Cuando me
enteré de la paliza a los guardias civiles en Navarra, lo primero que se me
vino a la cabeza fue un atentado acaecido durante los sanfermines, posiblemente
porque fui ‘testigo’ tangencial de sus trágicas consecuencias:
Uno por
cada lado, los pistoleros introdujeron sendos brazos en el coche y dispararon a
bocajarro. En el radiocasete, ajeno a la tragedia, José Luis Perales siguió a
lo suyo. Dos días después, fui requerido como médico de urgencias para atender
a la jovencísima y palidísima viuda de uno de los guardias civiles acribillado,
la cual no dejaba de apretar contra su pecho a su marido muerto en la portada
de un diario: “Si no dejas de llorar, te quitamos el periódico”, le dijo
alguien. Pobrecita niña. “Los terroristas llevaban al cuello el pañuelo de los
sanfermines”, dijeron en la radio. Y aquello, lo de los pañuelos, fue la causa
de que, el año pasado, de visita en Pamplona, al pasar por la delegación de Hacienda
de dicha ciudad, comenté a mis acompañantes: “Por aquí debieron matar a los dos
guardias civiles”. Pero resulta que no: buscando información, me entero de que aquello
aconteció en las inmediaciones de la delegación de Hacienda de San Sebastián,
de cuya vigilancia estaban encargados los desgraciados muchachos, julio, 1985.
Para el
cometido de este escrito, habría dado lo mismo una ciudad que otra. Pero no me
fue difícil ‘rectificar’: fueron tantos los guardias civiles asesinados de dos
en dos por el terrorismo etarra, que hubiera sido excepcional no encontrar
‘algo’ en Navarra. Helo aquí: “Dos guardias civiles fueron asesinados en la
mañana de ayer en Pamplona, cuando se encontraban cumpliendo su misión de
vigilancia en el interior del edificio Centro de Correos”. Mayo, 1985.
Es que la paliza
fue en Navarra, ya digo.
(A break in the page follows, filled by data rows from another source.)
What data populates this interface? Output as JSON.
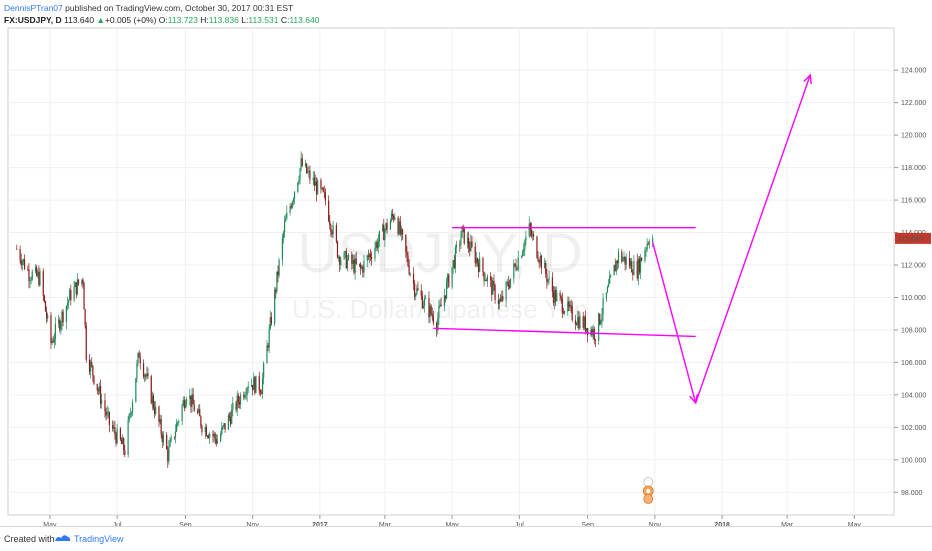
{
  "header": {
    "author": "DennisPTran07",
    "published": " published on TradingView.com, October 30, 2017 00:31 EST",
    "symbol": "FX:USDJPY, D",
    "last": "113.640",
    "change_arrow": "▲",
    "change": "+0.005 (+0%)",
    "o_label": "O:",
    "o": "113.723",
    "h_label": "H:",
    "h": "113.836",
    "l_label": "L:",
    "l": "113.531",
    "c_label": "C:",
    "c": "113.640"
  },
  "watermark": {
    "symbol": "USDJPY, D",
    "name": "U.S. Dollar/Japanese Yen"
  },
  "footer": {
    "created_with": "Created with",
    "brand": "TradingView"
  },
  "colors": {
    "up_candle": "#1d8a5a",
    "down_candle": "#8b1a1a",
    "drawing": "#ff00ff",
    "price_tag": "#c0392b",
    "brand": "#3179f5"
  },
  "chart_data": {
    "type": "candlestick",
    "instrument": "FX:USDJPY",
    "interval": "D",
    "y_ticks": [
      "124.000",
      "122.000",
      "120.000",
      "118.000",
      "116.000",
      "114.000",
      "112.000",
      "110.000",
      "108.000",
      "106.000",
      "104.000",
      "102.000",
      "100.000",
      "98.000"
    ],
    "ylim": [
      96.6,
      126.6
    ],
    "x_ticks": [
      "May",
      "Jul",
      "Sep",
      "Nov",
      "2017",
      "Mar",
      "May",
      "Jul",
      "Sep",
      "Nov",
      "2018",
      "Mar",
      "May"
    ],
    "last_price": "113.640",
    "price_path": [
      {
        "t": "2016-04-01",
        "v": 113.0
      },
      {
        "t": "2016-04-12",
        "v": 111.5
      },
      {
        "t": "2016-04-22",
        "v": 111.2
      },
      {
        "t": "2016-05-02",
        "v": 107.2
      },
      {
        "t": "2016-05-20",
        "v": 110.2
      },
      {
        "t": "2016-05-31",
        "v": 111.2
      },
      {
        "t": "2016-06-03",
        "v": 106.6
      },
      {
        "t": "2016-06-24",
        "v": 102.2
      },
      {
        "t": "2016-07-08",
        "v": 100.6
      },
      {
        "t": "2016-07-21",
        "v": 106.6
      },
      {
        "t": "2016-08-16",
        "v": 100.3
      },
      {
        "t": "2016-09-02",
        "v": 104.2
      },
      {
        "t": "2016-09-16",
        "v": 102.2
      },
      {
        "t": "2016-09-30",
        "v": 101.2
      },
      {
        "t": "2016-10-28",
        "v": 104.8
      },
      {
        "t": "2016-11-09",
        "v": 104.5
      },
      {
        "t": "2016-11-30",
        "v": 114.4
      },
      {
        "t": "2016-12-15",
        "v": 118.2
      },
      {
        "t": "2017-01-06",
        "v": 116.0
      },
      {
        "t": "2017-01-18",
        "v": 112.6
      },
      {
        "t": "2017-02-07",
        "v": 111.7
      },
      {
        "t": "2017-03-10",
        "v": 115.2
      },
      {
        "t": "2017-03-28",
        "v": 110.6
      },
      {
        "t": "2017-04-17",
        "v": 108.5
      },
      {
        "t": "2017-05-10",
        "v": 114.0
      },
      {
        "t": "2017-06-14",
        "v": 109.6
      },
      {
        "t": "2017-07-10",
        "v": 114.2
      },
      {
        "t": "2017-08-01",
        "v": 110.2
      },
      {
        "t": "2017-08-17",
        "v": 109.0
      },
      {
        "t": "2017-09-08",
        "v": 107.8
      },
      {
        "t": "2017-09-29",
        "v": 112.6
      },
      {
        "t": "2017-10-16",
        "v": 111.7
      },
      {
        "t": "2017-10-27",
        "v": 113.8
      },
      {
        "t": "2017-10-30",
        "v": 113.64
      }
    ],
    "annotations": [
      {
        "type": "trendline",
        "from": {
          "t": "2017-05-01",
          "v": 114.3
        },
        "to": {
          "t": "2017-12-08",
          "v": 114.3
        }
      },
      {
        "type": "trendline",
        "from": {
          "t": "2017-04-14",
          "v": 108.1
        },
        "to": {
          "t": "2017-12-08",
          "v": 107.6
        }
      },
      {
        "type": "arrow",
        "from": {
          "t": "2017-10-30",
          "v": 113.4
        },
        "to": {
          "t": "2017-12-08",
          "v": 103.5
        }
      },
      {
        "type": "arrow",
        "from": {
          "t": "2017-12-08",
          "v": 103.5
        },
        "to": {
          "t": "2018-03-22",
          "v": 123.7
        }
      }
    ]
  }
}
Como saben, la semana pasada, en un bar de Alsasua, dos
guardias civiles, acompañados que iban de sus mujeres, recibieron una brutal
paliza a manos de una horda enardecida, a consecuencia de lo cual, uno de ellos
hubo de ser operado de fractura de tobillo. Nada más lejos de mi intención que
querer restar importancia a tan execrable acción, pero no me digan que la
paliza con resultado de fractura no es una nimiedad al lado de los sucesos
descritos, y al lado de tantos guardias asesinados: más de doscientos. Por eso
digo lo de ‘bendita’ paliza. Si preguntásemos a los padres (“huérfanos de
hijo”: Luis Rosales), a las viudas, a los huérfanos (de padre), qué opinan
sobre el suceso, su respuesta sería muy parecida a ésta: que el tobillo roto lo
hubieran querido ellos para sus difuntos. Eso por una parte. Por la otra: que
no ha dejado de sorprenderme recordar que ni lo de San Sebastián, ni lo de
Pamplona, ni tantos guardias enterrados de prisa y corriendo, merecieron en los
medios de comunicación una ínfima parte del tiempo que han dedicado las
tertulias a la ‘multitudinaria’ paliza (por supuesto, ni comparación con el
tiempo dedicado al lío ése de la real federación española de boxeo
socialista/abstencionista, o como se llame).
“Delito de
odio”, ha dicho sobre el particular el ministro del Interior. Qué brutalidad,
señor Fernández. Parece usted el Willy Toledo de la parte contraria. Entonces,
¿cómo habría que calificar a los asesinatos? ¿Delito de qué, ha dicho usted?